"There followed the most colourful and picturesque journey one could dream of as the little rail led the train down towards Galilee. On the one side the hills and even the narrow ledge carrying the rails were covered in grasses and wild flowers, while on the other was a sheer drop to a racing turbulent river below. Beyond the river the hills rose precipitous and beautiful forming a deep valley leading down to Galilee that was a floral delight for travellers. Rattling away downhill the heights seemed to grow and the narrow river came nearer. Looking forward I saw a narrow spider's web of a bridge spanning the river far below it and the train turned on to it following an incredibly tight turn in the rails causing the wheels to grind ominously and the little carriages to lurch and shudder. Crossing the bridge, all that could be seen of it from a passenger's viewpoint was a shadow on the tumbling waters below.
Stopped at a halt on the way down, there was a pause for a goods train labouring up from Tiberias loaded with oranges in bulk. The delicious aroma of fresh fruit came up with it and filled the valley. The line cleared by its passing, our little engine steamed onwards and at a lower level was delayed by a dozen goats grazing on the ledge. Angrily the driver banged his fist on the side of his cabin and one by one the goats stepped off the rails and teetered perilously on the brink of the abyss while the train steamed slowly by. After the most delightful stretch of rail travel I ever hope to enjoy we arrived in Tiberias station with a glimpse of the sea of Galilee on our right.
The whole station and its goods sidings smelt only of oranges. The goods trains seemed to carry nothing else. Oranges were spilt everywhere. Moving on towards Haifa, the train treated us to a view of Palestine's rural plenty. Miles of flat productive farmland reeled by and as we approached a level crossing a group of people waved to the driver who dutifully stopped the train to allow them to climb aboard. The waiting passengers included an Arab woman with a calf which, with a little help, was persuaded to travel by rail. Perhaps it was market day in Haifa. It was a delightful little railway.
Journey's end for the day was a transit camp in Haifa with sound buildings, good sound beds, the Mediterranean sea on one side and Mount Carmel on the other. No travel had been arranged for the next day so we were able to visit Haifa. Whatever happened at the rifle meeting, we were enjoying the journey to it.
The town was dominated by its waterfront and it bustled with noisy activity. There were many very modern buildings and broad thoroughfares that contrasted starkly with its ancient origins. The sea inevitably aroused old desires to set sail across it and return to our native shores. This desire for home was growing apace in all of us. Migratory birds respond to it by spreading their wings.

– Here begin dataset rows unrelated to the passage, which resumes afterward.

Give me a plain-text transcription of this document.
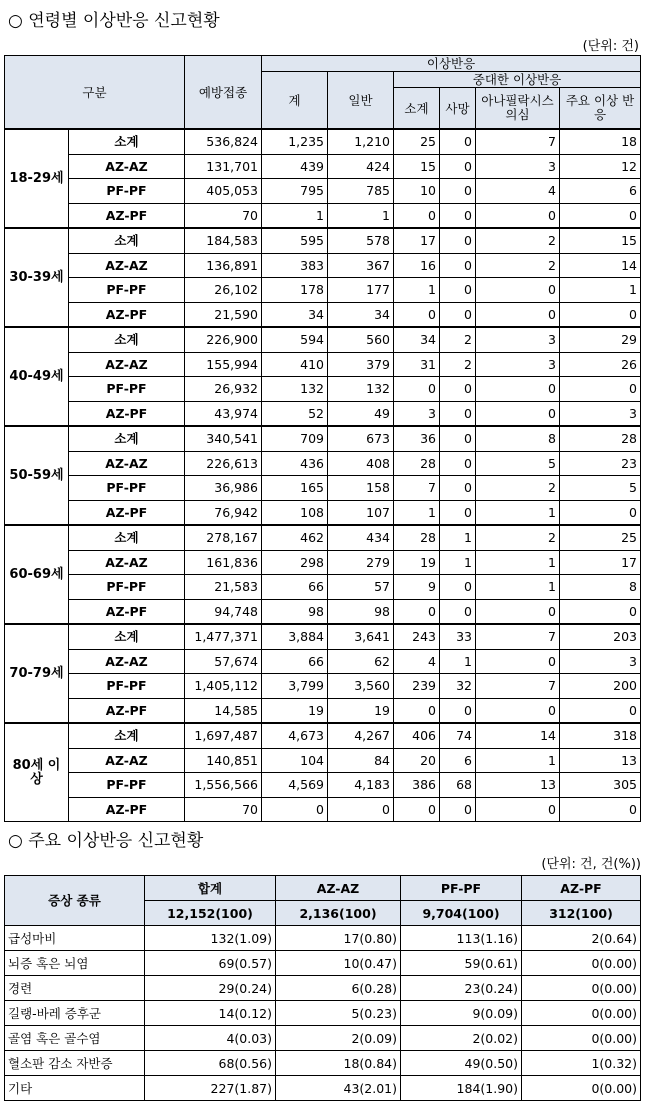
○ 연령별 이상반응 신고현황
(단위: 건)
구분		예방접종	이상반응					
			계	일반	중대한 이상반응			
					소계	사망	아나필락시스 의심	주요 이상 반응
18-29세	소계	536,824	1,235	1,210	25	0	7	18
	AZ-AZ	131,701	439	424	15	0	3	12
	PF-PF	405,053	795	785	10	0	4	6
	AZ-PF	70	1	1	0	0	0	0
30-39세	소계	184,583	595	578	17	0	2	15
	AZ-AZ	136,891	383	367	16	0	2	14
	PF-PF	26,102	178	177	1	0	0	1
	AZ-PF	21,590	34	34	0	0	0	0
40-49세	소계	226,900	594	560	34	2	3	29
	AZ-AZ	155,994	410	379	31	2	3	26
	PF-PF	26,932	132	132	0	0	0	0
	AZ-PF	43,974	52	49	3	0	0	3
50-59세	소계	340,541	709	673	36	0	8	28
	AZ-AZ	226,613	436	408	28	0	5	23
	PF-PF	36,986	165	158	7	0	2	5
	AZ-PF	76,942	108	107	1	0	1	0
60-69세	소계	278,167	462	434	28	1	2	25
	AZ-AZ	161,836	298	279	19	1	1	17
	PF-PF	21,583	66	57	9	0	1	8
	AZ-PF	94,748	98	98	0	0	0	0
70-79세	소계	1,477,371	3,884	3,641	243	33	7	203
	AZ-AZ	57,674	66	62	4	1	0	3
	PF-PF	1,405,112	3,799	3,560	239	32	7	200
	AZ-PF	14,585	19	19	0	0	0	0
80세 이상	소계	1,697,487	4,673	4,267	406	74	14	318
	AZ-AZ	140,851	104	84	20	6	1	13
	PF-PF	1,556,566	4,569	4,183	386	68	13	305
	AZ-PF	70	0	0	0	0	0	0
○ 주요 이상반응 신고현황
(단위: 건, 건(%))
증상 종류	합계	AZ-AZ	PF-PF	AZ-PF
	12,152(100)	2,136(100)	9,704(100)	312(100)
급성마비	132(1.09)	17(0.80)	113(1.16)	2(0.64)
뇌증 혹은 뇌염	69(0.57)	10(0.47)	59(0.61)	0(0.00)
경련	29(0.24)	6(0.28)	23(0.24)	0(0.00)
길랭-바레 증후군	14(0.12)	5(0.23)	9(0.09)	0(0.00)
골염 혹은 골수염	4(0.03)	2(0.09)	2(0.02)	0(0.00)
혈소판 감소 자반증	68(0.56)	18(0.84)	49(0.50)	1(0.32)
기타	227(1.87)	43(2.01)	184(1.90)	0(0.00)
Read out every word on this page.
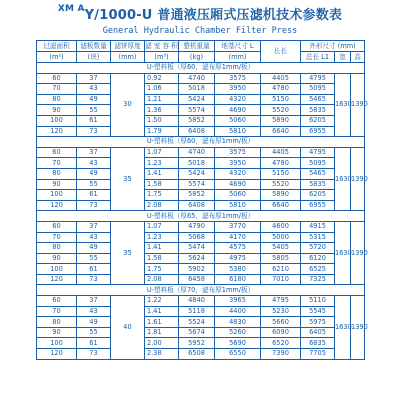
$^{XM A}$Y/1000-U 普通液压厢式压滤机技术参数表
General Hydraulic Chamber Filter Press
过滤面积	滤板数量	滤饼厚度	滤 室 容 积	整机重量	地基尺寸 L	长长	外形尺寸 (mm)		
(m²)	(块)	(mm)	(m³)	(kg)	(mm)		总长 L1	宽	高
U-塑料板（厚60，滤布厚1mm/板）									
60	37	30	0.92	4740	3575	4405	4795	1630	1390
70	43		1.06	5018	3950	4780	5095		
80	49		1.21	5424	4320	5150	5465		
90	55		1.36	5574	4690	5520	5835		
100	61		1.50	5852	5060	5890	6205		
120	73		1.79	6408	5810	6640	6955		
U-塑料板（厚60，滤布厚1mm/板）									
60	37	35	1.07	4740	3575	4405	4795	1630	1390
70	43		1.23	5018	3950	4780	5095		
80	49		1.41	5424	4320	5150	5465		
90	55		1.58	5574	4690	5520	5835		
100	61		1.75	5852	5060	5890	6205		
120	73		2.08	6408	5810	6640	6955		
U-塑料板（厚65，滤布厚1mm/板）									
60	37	35	1.07	4790	3770	4600	4915	1630	1390
70	43		1.23	5068	4170	5000	5315		
80	49		1.41	5474	4575	5405	5720		
90	55		1.58	5624	4975	5805	6120		
100	61		1.75	5902	5380	6210	6525		
120	73		2.08	6458	6180	7010	7325		
U-塑料板（厚70，滤布厚1mm/板）									
60	37	40	1.22	4840	3965	4795	5110	1630	1390
70	43		1.41	5118	4400	5230	5545		
80	49		1.61	5524	4830	5660	5975		
90	55		1.81	5674	5260	6090	6405		
100	61		2.00	5952	5690	6520	6835		
120	73		2.38	6508	6550	7390	7705		
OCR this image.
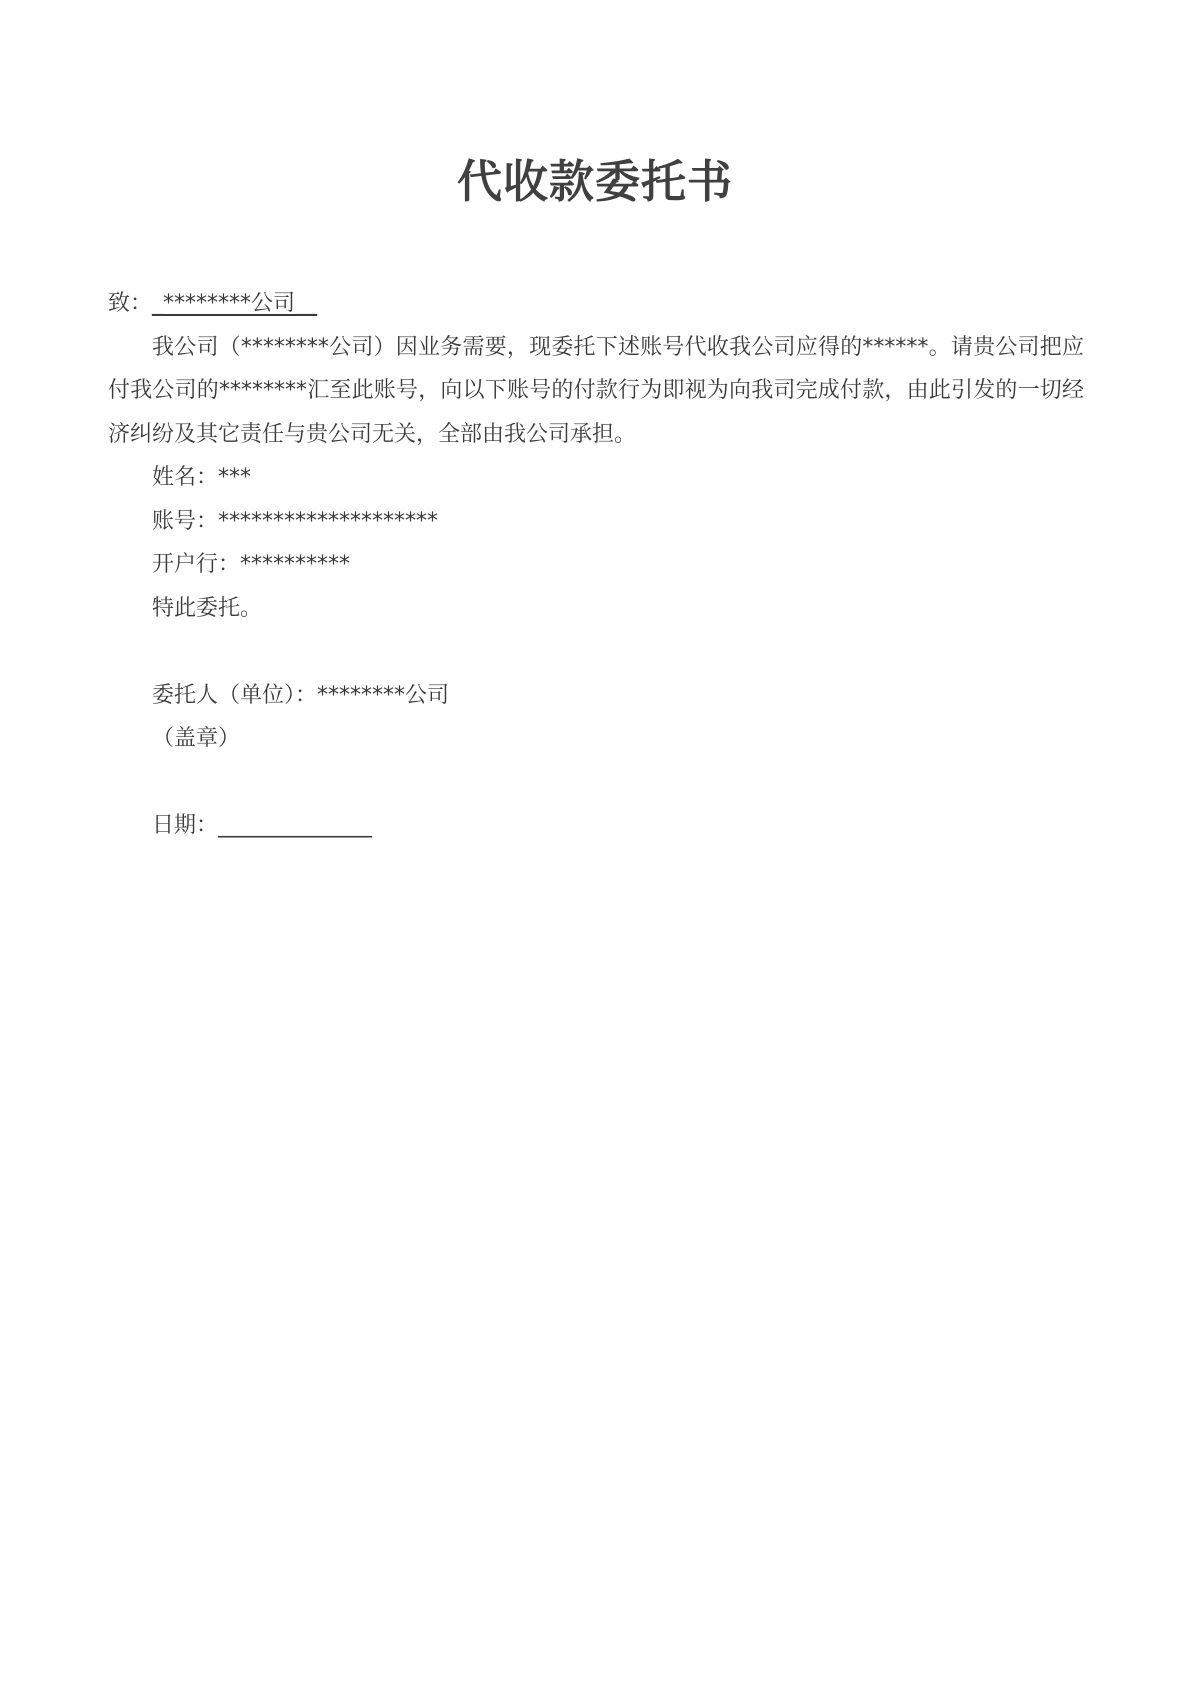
代收款委托书
致：_********公司__
我公司（********公司）因业务需要，现委托下述账号代收我公司应得的******。请贵公司把应付我公司的********汇至此账号，向以下账号的付款行为即视为向我司完成付款，由此引发的一切经济纠纷及其它责任与贵公司无关，全部由我公司承担。
姓名：***
账号：********************
开户行：**********
特此委托。
委托人（单位）：********公司
（盖章）
日期：______________
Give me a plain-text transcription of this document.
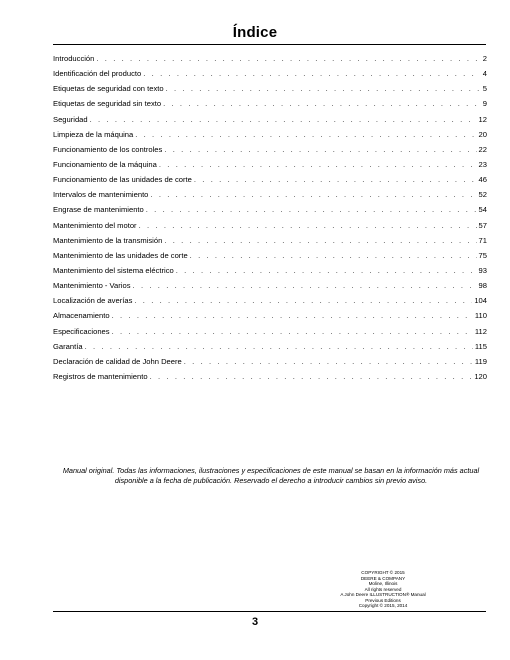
Índice
Introducción . . .	2
Identificación del producto . . .	4
Etiquetas de seguridad con texto . . .	5
Etiquetas de seguridad sin texto . . .	9
Seguridad . . .	12
Limpieza de la máquina . . .	20
Funcionamiento de los controles . . .	22
Funcionamiento de la máquina . . .	23
Funcionamiento de las unidades de corte . . .	46
Intervalos de mantenimiento . . .	52
Engrase de mantenimiento . . .	54
Mantenimiento del motor . . .	57
Mantenimiento de la transmisión . . .	71
Mantenimiento de las unidades de corte . . .	75
Mantenimiento del sistema eléctrico . . .	93
Mantenimiento - Varios . . .	98
Localización de averías . . .	104
Almacenamiento . . .	110
Especificaciones . . .	112
Garantía . . .	115
Declaración de calidad de John Deere . . .	119
Registros de mantenimiento . . .	120
Manual original. Todas las informaciones, ilustraciones y especificaciones de este manual se basan en la información más actual disponible a la fecha de publicación. Reservado el derecho a introducir cambios sin previo aviso.
COPYRIGHT © 2015
DEERE & COMPANY
Moline, Illinois
All rights reserved
A John Deere ILLUSTRUCTION® Manual
Previous Editions
Copyright © 2015, 2014
3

Wednesday April 4th saw us bidding farewell to Haifa in mid-afternoon as we boarded the train, a full-sized normal gauge train, for Cairo. The coaches seemed huge and luxurious after the little trains we had patronised and it rolled in full majesty through the orange groves, stopping at Lydda and Gaza as darkness descended and we contemplated how to snatch a little sleep. There were so many passengers, room to stretch out was a premium. Our coach contained a number of young Palestinian sailors. Palestine was still British Mandated territory and boasted a navy with a gunboat or two. They too desired to sleep and unpacked their hammocks and strung them across the coach hung on the luggage racks. Some lay on the luggage racks and others in the central corridor. British servicemen, not being equipped with hammocks, curled up on the floor or on the seats or joined the Palestinians on the luggage racks which were grossly overloaded. Some of us formed a card school and played into the early hours with hammocks swinging heavily over our heads. A good soldier, it is said, does not stand up when he can sit down and only sits down when unable to lie down. The Haifa to Cairo train as it rumbled across the Sinai desert during the darkest hours was full of such good soldiers.
The onset of dawn provided a diversion that was bizarre.
Two Military Policemen appeared through the door at one end of the coach and shouted, in voices designed to wake the dead, 'Come on, let's have you - baggage search.'
Despite a chorus of indignant protests, they stepped between the kitbags and sleeping bodies, shaking one and all to rouse them. It was the Palestinians they were seeking. They were compelled to turn out of their hammocks or off the luggage racks and empty their kitbags. Proof of British nationality gave immunity from a search but not to being trodden on or partly buried in Palestinian undergarments. The Redcaps were searching for hashish. They worked their way through the coach and disappeared without finding any and the scene they left behind them was like a mad hallucination.
The train halted at Kantara. It was April 5th and we were back in Egypt."